As intervenções do BCE podem ajudar a reduzir os juros, mas mostram-se cada vez mais ineficientes e, eventualmente, perversas. O dinheiro não chega à economia real, é desviado para a especulação. A volatilidade dos fluxos da massa de liquidez criada retrai o crédito às empresas. As taxas de juro negativas afectam as rentabilidades dos bancos e a oferta de crédito. O enorme endividamento desincentiva o investimento, apesar dos baixos juros.

Além de que, em caso de agravamento da crise, o País encontra-se singularmente desprotegido, mais do que em 2008. A dívida gigantesca condiciona o recurso ao dispêndio público, as taxas de juro europeias de curto prazo nulas ou negativas e a saturação da liquidez na esfera financeira roubam a margem de progressão das políticas monetárias, como as que têm vindo a ser avançadas pelo BCE.
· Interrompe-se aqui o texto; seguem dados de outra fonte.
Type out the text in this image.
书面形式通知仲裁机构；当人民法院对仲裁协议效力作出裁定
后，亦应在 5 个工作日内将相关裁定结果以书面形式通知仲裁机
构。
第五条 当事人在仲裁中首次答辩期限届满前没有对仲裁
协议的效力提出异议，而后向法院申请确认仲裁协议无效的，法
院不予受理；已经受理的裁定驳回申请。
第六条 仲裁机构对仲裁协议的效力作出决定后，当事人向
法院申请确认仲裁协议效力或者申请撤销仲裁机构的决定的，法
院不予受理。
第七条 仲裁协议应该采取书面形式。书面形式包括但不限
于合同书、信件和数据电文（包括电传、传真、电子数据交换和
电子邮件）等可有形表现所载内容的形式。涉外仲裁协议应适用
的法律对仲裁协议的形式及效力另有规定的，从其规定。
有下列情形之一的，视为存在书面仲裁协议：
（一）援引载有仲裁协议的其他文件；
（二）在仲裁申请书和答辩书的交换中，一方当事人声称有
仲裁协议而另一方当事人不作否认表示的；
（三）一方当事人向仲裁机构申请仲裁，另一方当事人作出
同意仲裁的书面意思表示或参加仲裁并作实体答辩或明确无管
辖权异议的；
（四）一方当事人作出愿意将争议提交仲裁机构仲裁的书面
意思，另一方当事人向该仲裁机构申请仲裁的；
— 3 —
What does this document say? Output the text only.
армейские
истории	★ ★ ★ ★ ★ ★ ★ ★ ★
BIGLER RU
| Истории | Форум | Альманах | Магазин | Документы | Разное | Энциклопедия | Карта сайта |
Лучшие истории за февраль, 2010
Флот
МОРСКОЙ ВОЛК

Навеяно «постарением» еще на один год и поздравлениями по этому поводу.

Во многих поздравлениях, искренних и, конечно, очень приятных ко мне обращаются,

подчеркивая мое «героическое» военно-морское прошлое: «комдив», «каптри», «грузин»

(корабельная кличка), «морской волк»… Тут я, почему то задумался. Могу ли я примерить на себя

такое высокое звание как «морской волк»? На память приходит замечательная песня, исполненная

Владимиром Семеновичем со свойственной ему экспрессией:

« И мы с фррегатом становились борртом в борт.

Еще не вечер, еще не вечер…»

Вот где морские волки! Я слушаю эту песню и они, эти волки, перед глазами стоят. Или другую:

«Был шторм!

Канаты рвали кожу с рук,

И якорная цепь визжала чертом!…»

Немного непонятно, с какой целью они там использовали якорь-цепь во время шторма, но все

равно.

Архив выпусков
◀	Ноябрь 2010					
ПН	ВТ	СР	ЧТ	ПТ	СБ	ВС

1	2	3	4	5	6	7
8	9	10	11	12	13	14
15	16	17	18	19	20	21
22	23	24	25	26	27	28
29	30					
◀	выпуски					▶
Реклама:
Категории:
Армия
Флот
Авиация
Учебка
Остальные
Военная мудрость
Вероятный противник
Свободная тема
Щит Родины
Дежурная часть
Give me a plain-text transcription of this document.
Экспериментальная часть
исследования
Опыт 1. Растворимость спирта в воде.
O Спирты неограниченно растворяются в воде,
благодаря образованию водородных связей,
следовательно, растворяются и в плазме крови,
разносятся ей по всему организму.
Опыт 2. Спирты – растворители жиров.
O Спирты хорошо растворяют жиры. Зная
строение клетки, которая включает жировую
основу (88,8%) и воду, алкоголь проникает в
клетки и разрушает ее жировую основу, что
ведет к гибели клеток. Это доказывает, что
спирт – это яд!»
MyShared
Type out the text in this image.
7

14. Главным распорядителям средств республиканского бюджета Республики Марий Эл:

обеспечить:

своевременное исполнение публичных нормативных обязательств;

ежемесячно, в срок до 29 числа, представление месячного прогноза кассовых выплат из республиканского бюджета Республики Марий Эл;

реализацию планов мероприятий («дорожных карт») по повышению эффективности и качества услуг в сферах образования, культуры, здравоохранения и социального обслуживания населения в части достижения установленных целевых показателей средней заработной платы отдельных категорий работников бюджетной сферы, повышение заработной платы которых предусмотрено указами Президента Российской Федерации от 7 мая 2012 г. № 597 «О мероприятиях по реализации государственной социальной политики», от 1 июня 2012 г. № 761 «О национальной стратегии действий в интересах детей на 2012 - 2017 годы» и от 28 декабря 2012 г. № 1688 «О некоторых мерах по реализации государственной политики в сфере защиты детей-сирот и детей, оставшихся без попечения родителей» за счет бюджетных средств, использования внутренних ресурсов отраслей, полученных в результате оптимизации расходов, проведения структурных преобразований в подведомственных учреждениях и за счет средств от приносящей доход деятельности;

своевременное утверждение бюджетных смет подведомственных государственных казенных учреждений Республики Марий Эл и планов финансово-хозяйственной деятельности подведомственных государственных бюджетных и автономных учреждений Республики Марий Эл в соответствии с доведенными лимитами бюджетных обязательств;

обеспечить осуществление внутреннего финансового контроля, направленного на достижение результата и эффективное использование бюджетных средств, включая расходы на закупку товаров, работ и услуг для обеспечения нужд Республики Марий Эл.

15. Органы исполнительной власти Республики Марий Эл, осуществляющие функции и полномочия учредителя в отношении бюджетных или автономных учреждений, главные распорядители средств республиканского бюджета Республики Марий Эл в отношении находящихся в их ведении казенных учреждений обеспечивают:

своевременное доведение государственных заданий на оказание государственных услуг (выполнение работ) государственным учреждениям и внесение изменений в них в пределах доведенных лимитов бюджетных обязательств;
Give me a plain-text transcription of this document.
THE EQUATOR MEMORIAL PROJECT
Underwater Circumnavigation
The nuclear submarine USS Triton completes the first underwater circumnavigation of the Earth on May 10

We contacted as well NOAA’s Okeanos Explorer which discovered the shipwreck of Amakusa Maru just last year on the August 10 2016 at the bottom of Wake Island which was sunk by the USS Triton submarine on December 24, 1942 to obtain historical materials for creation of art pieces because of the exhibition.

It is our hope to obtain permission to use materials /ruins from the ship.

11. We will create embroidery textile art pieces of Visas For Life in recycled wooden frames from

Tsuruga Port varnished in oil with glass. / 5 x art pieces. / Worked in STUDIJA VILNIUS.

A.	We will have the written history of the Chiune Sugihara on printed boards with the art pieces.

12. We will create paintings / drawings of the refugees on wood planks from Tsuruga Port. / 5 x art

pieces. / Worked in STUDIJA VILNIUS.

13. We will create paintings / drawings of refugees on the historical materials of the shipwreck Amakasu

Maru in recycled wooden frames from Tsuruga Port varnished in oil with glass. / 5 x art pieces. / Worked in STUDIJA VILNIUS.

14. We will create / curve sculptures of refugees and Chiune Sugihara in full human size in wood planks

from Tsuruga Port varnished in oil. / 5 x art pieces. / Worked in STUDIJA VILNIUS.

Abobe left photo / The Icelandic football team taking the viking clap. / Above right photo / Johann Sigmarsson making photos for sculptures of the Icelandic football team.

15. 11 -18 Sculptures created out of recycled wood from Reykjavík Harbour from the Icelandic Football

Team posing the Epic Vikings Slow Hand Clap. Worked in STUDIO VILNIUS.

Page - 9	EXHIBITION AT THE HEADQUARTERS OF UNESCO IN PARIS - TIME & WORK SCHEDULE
Nesta matéria, já sabemos que não faltarão quer os defensores do imobilismo paralisante com as suas falaciosas fundamentações a garantir que a dívida é sustentável, mas também os defensores das meias soluções que não são solução nenhuma, escondidos atrás de conceitos dúbios e enganosos, com o pretexto de não assustar credores, que podem fazer aumentar os juros ou levar a famosa agência de notação canadiana (DBRS) a desclassificar o rating da dívida portuguesa para lixo.

Mas é agora e não quando for tarde de mais, com o País mais debilitado e com menor poder negocial, que a renegociação da dívida deve ser feita.

Da nossa parte não deixaremos de tomar as iniciativas que vão ao encontro da sua efectivação, certos também de que a solução do problema da dívida é igualmente inseparável da concretização de outros eixos da política patriótica e de esquerda que propomos ao País.

Convictos que o País não está condenado ao declínio económico e social e à crescente dependência e subalternização, mais uma vez reafirmamos que há soluções para os problemas nacionais e que o caminho de regressão económica e social pode e deve ser interrompido pela acção convergente de todos os democratas e patriotas, dando força a um verdadeiro projecto alternativo para o País.